Every year, Women Texas Film Festival programs a selection of films that explore psychological, medical, and/or sociological issues. WTxFF has built a reputation of programming documentaries and narrative films that take tough, uncompromising looks at subjects in this realm and then expanding on the conversations those films inspire in the post-screening Q&As/panels.
This year is no different, with Methodist Dallas and Hitt Auditorium hosting selected films that fall under that umbrella, with a more dedicated and focused conversation to the topics addressed. The idea is to give these films and filmmakers a forum with which to immerse audience members in the topics and prompt frank and enlightening dialogue with the people that have just viewed their films.
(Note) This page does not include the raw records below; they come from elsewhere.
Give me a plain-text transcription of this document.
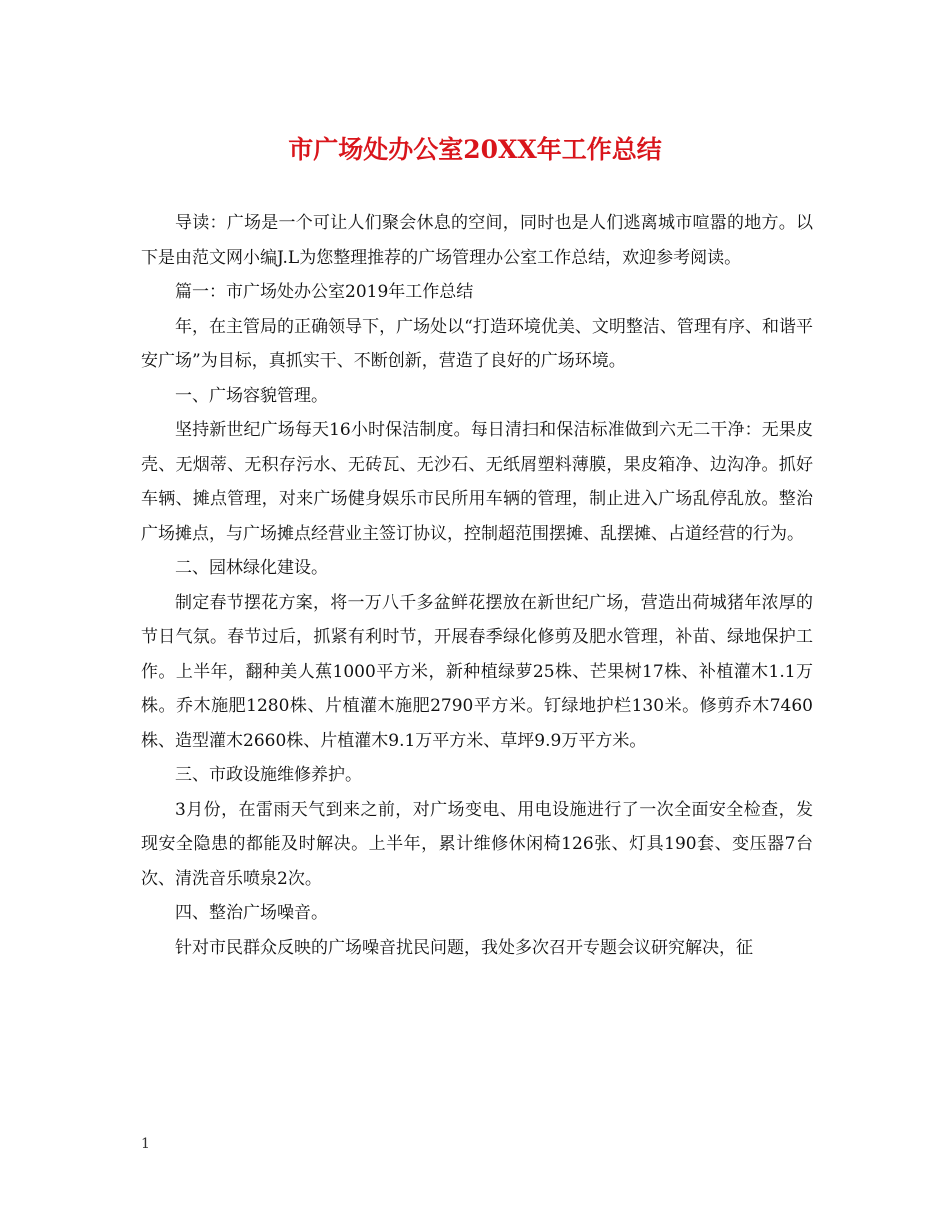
市广场处办公室20XX年工作总结

导读：广场是一个可让人们聚会休息的空间，同时也是人们逃离城市喧嚣的地方。以下是由范文网小编J.L为您整理推荐的广场管理办公室工作总结，欢迎参考阅读。

篇一：市广场处办公室2019年工作总结

年，在主管局的正确领导下，广场处以“打造环境优美、文明整洁、管理有序、和谐平安广场”为目标，真抓实干、不断创新，营造了良好的广场环境。

一、广场容貌管理。

坚持新世纪广场每天16小时保洁制度。每日清扫和保洁标准做到六无二干净：无果皮壳、无烟蒂、无积存污水、无砖瓦、无沙石、无纸屑塑料薄膜，果皮箱净、边沟净。抓好车辆、摊点管理，对来广场健身娱乐市民所用车辆的管理，制止进入广场乱停乱放。整治广场摊点，与广场摊点经营业主签订协议，控制超范围摆摊、乱摆摊、占道经营的行为。

二、园林绿化建设。

制定春节摆花方案，将一万八千多盆鲜花摆放在新世纪广场，营造出荷城猪年浓厚的节日气氛。春节过后，抓紧有利时节，开展春季绿化修剪及肥水管理，补苗、绿地保护工作。上半年，翻种美人蕉1000平方米，新种植绿萝25株、芒果树17株、补植灌木1.1万株。乔木施肥1280株、片植灌木施肥2790平方米。钉绿地护栏130米。修剪乔木7460株、造型灌木2660株、片植灌木9.1万平方米、草坪9.9万平方米。

三、市政设施维修养护。

3月份，在雷雨天气到来之前，对广场变电、用电设施进行了一次全面安全检查，发现安全隐患的都能及时解决。上半年，累计维修休闲椅126张、灯具190套、变压器7台次、清洗音乐喷泉2次。

四、整治广场噪音。

针对市民群众反映的广场噪音扰民问题，我处多次召开专题会议研究解决，征

1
Many of the panels will be co-moderated by a representative from Methodist Dallas
Films screening at Methodist Dallas will include Giovanna Morales Vargas’s A Perfect 14, which explores the world of plus-size models fighting to reshape the fashion industry and beauty standards of society. Mindy Bledsoe returns to WTxFF with The IN-Between, a road trip movie teaming two women with medical issues on different missions: Mads (Jennifer Stone, Wizards of Waverly Place) needs to renew her driver’s license in South Dakota, while Junior needs to visit Portland, Oregon on a quest for her dead sister. Ron Vignone’s Two Ways Home (produced by Kimberly Busbee, Tanna Frederick, Tricia Linklater, and Vignone) focuses on a young woman living with bipolar disorder who struggles to win over the daughter she left behind as she works to honor her grandfather’s last wish by holding on to his farm.
Also screening at the Hitt Auditorium will be Gabrielle Zilkha’s Queering The Script, a documentary celebrating and exploring the television and streamed shows beloved by queer fangirls. Following the screening, Women Texas Film Festival will present a special panel discussion to delve further into the entertaining topic.
As always, WTxFF will give the horror/thriller genre its due with Carolina Hellsgård’s German zombie film, Ever After (Endgeist), about two young women trying to make their way through a treacherous zombie-filled countryside to one of the few remaining safe havens. Grace Glowicki’s Tito stars the director as the title character, a cisgendered male who befriends an obnoxious geek John (Ben Petrie), an intruder from next door who arrives in Tito’s life and refuses to leave. Amy Taylor’s Hunter’s Weekend adds some comedy to that scary mix, in its story about two park rangers, who try to survive their elite, invitation-only hunter’s weekend event that apparently included a killer among the invites. This year’s documentaries are highlighted by Chuck Smith’s Barbara Rubin & The Exploding NY Underground (produced by Elizabeth Stanton), which profiles the enigmatic and innovative filmmaker who became a powerful new voice in the city’s underground film scene at the age of 18, before making a completely unexpected conversion to Orthodox Judaism before her mysterious death at the age of 35.
Film festival passes and tickets are on sale now. VIP passes are $75 and allow access to all films, parties, and events, and Student passes (including access to all WTxFF parties and events) are $35. Individual tickets are $11.